Wednesday: Power
What is Power? How do we sort through all the sources or honor and control, and how do we navigate all the power games around us?
How do we participate in the Power of God?
This concept of "SURRENDER" is a central posture of the Christian life, but in a messy world, requires a particular spiritual vision...
Audio Postcards

Teach your body the vocabulary of prayer through the ancient practice of repeating sacred phrases with the rhythm of your breathing and actions.
This is modeled over and over throughout the Psalms (the Prayerbook of the Bible).
Today's prayer is from Psalm 143:8

"Hear the Story"
Mark 12:38 to 13:2
read with some commentary and a little explanation.
Why is Jesus so worked up about robes? What's the problem with pretty buildings? Why are we counting a poor widow's coins? How is Jesus seeing things differently from those around him?
the mystery of "Power"
the posture of "Surrender"
How do we "Surrender" for Victory?
How does Surrender lead to Victory?
Perhaps the better question is:
How does our pursuit of victory blind us from saying “yes” to God?
Surrendering to God is not the same as giving up. It is not abdicating. Surrendering to God is choosing a victory beyond what we can fully understand.
That, however, takes a particular vision.
Does it make “sense” to pursue honor and glory, or to serve an impoverished widow with nothing to live on?
[This is how Jesus sets up the choice in todays Scripture passage]
Why surrender our experience of success, affirmation, and wealth for a vague sense that we are somehow doing God’s “will”?
How can we sustain a life of giving up control–with no discernible reward–when we are surrounded by opportunities for immediate gratification?
Surrender takes spiritual vision.
Jesus points out, for example, that the dying widow, with nothing but poverty, is actually the person of honor in the jostling setting of prestige competitions.
Jesus points out, in other instances, that the weakest are the inheritors of glory, that the desolate places are where miracles are found, and that death is the place where God’s resurrection power breaks through most magnificently.
To follow along with Jesus takes a special sort of spiritual vision.
Sometimes folks call this spiritual vision “flipped,” (i.e. “the last become first”)
and sometimes folks call it “enlightened” (i.e: “you will have the light of life”)

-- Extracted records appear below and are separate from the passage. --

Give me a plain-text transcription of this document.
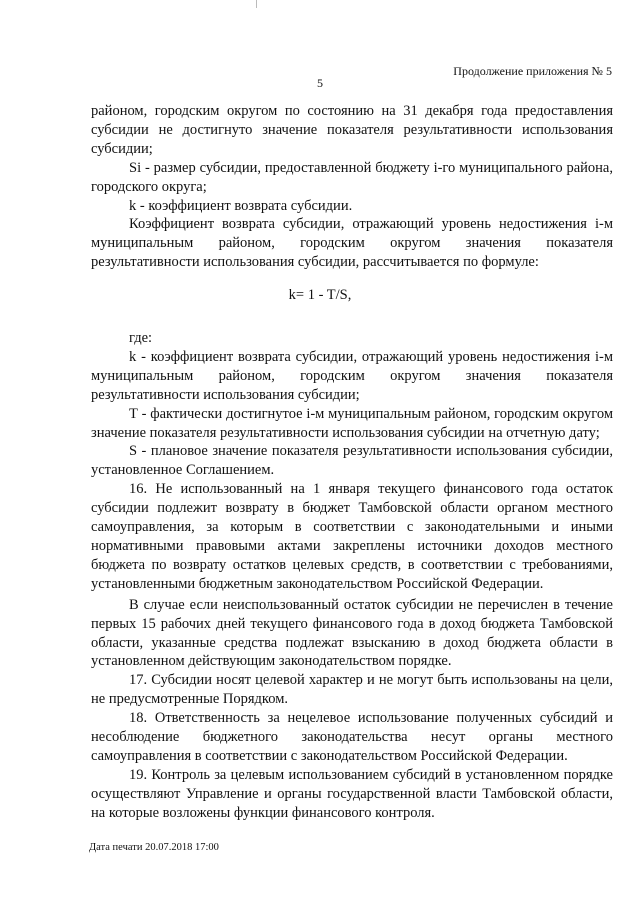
Продолжение приложения № 5
5

районом, городским округом по состоянию на 31 декабря года предоставления субсидии не достигнуто значение показателя результативности использования субсидии;

Si - размер субсидии, предоставленной бюджету i-го муниципального района, городского округа;

k - коэффициент возврата субсидии.

Коэффициент возврата субсидии, отражающий уровень недостижения i-м муниципальным районом, городским округом значения показателя результативности использования субсидии, рассчитывается по формуле:

k= 1 - T/S,

где:

k - коэффициент возврата субсидии, отражающий уровень недостижения i-м муниципальным районом, городским округом значения показателя результативности использования субсидии;

Т - фактически достигнутое i-м муниципальным районом, городским округом значение показателя результативности использования субсидии на отчетную дату;

S - плановое значение показателя результативности использования субсидии, установленное Соглашением.

16. Не использованный на 1 января текущего финансового года остаток субсидии подлежит возврату в бюджет Тамбовской области органом местного самоуправления, за которым в соответствии с законодательными и иными нормативными правовыми актами закреплены источники доходов местного бюджета по возврату остатков целевых средств, в соответствии с требованиями, установленными бюджетным законодательством Российской Федерации.

В случае если неиспользованный остаток субсидии не перечислен в течение первых 15 рабочих дней текущего финансового года в доход бюджета Тамбовской области, указанные средства подлежат взысканию в доход бюджета области в установленном действующим законодательством порядке.

17. Субсидии носят целевой характер и не могут быть использованы на цели, не предусмотренные Порядком.

18. Ответственность за нецелевое использование полученных субсидий и несоблюдение бюджетного законодательства несут органы местного самоуправления в соответствии с законодательством Российской Федерации.

19. Контроль за целевым использованием субсидий в установленном порядке осуществляют Управление и органы государственной власти Тамбовской области, на которые возложены функции финансового контроля.

Дата печати 20.07.2018 17:00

and other times folks call it “witnessing” (i.e. “bearing witness with our spirits”).
We can Surrender our own pursuit of personal victory,
and we can Surrender to God’s movement and God’s ultimate victory,
When we can SEE the power that God is working with.
It is easier to forget about the trappings of power when you know that stone walls are going to crumble.
It is easy to surrender to God when we see what God is actually doing.
We could give up the fancy robes and accolades if we could see how God will throw it all out.
We could serve the dying widow who has no way to pay us back–-if we could see how God embraces her.
So how do we develop this Spiritual Vision that gives us the posture of Surrender?
One of the most effective ways of changing how we see and value is the practice of Gratitude.
Gratitude is a way of training the eyes on what God is doing.
We pause to look for the beauty and healing we have witnessed,
the connection and love we have participated in,
and the provision and miracle that we have enjoyed.
A daily practice of Gratitude (like in our evening Examens) leads to the honing of the Spiritual eyes (Paul calls them the “eyes in our heart”). The Gratitude discipline makes God’s movement pop out all around us.
Then, when we’re seeing God everywhere, it's really hard to take the long robes and accolades seriously. It is hard to see the city walls and marvel when all we can focus on is the miracle of creation pulsing around us.
We can Surrender when we can see, and gratitude teaches us vision.
Even when we find ourselves in dark pits and oceans of chaotic hurting, our spirits long to surrender into God’s complete victory and participate in real power.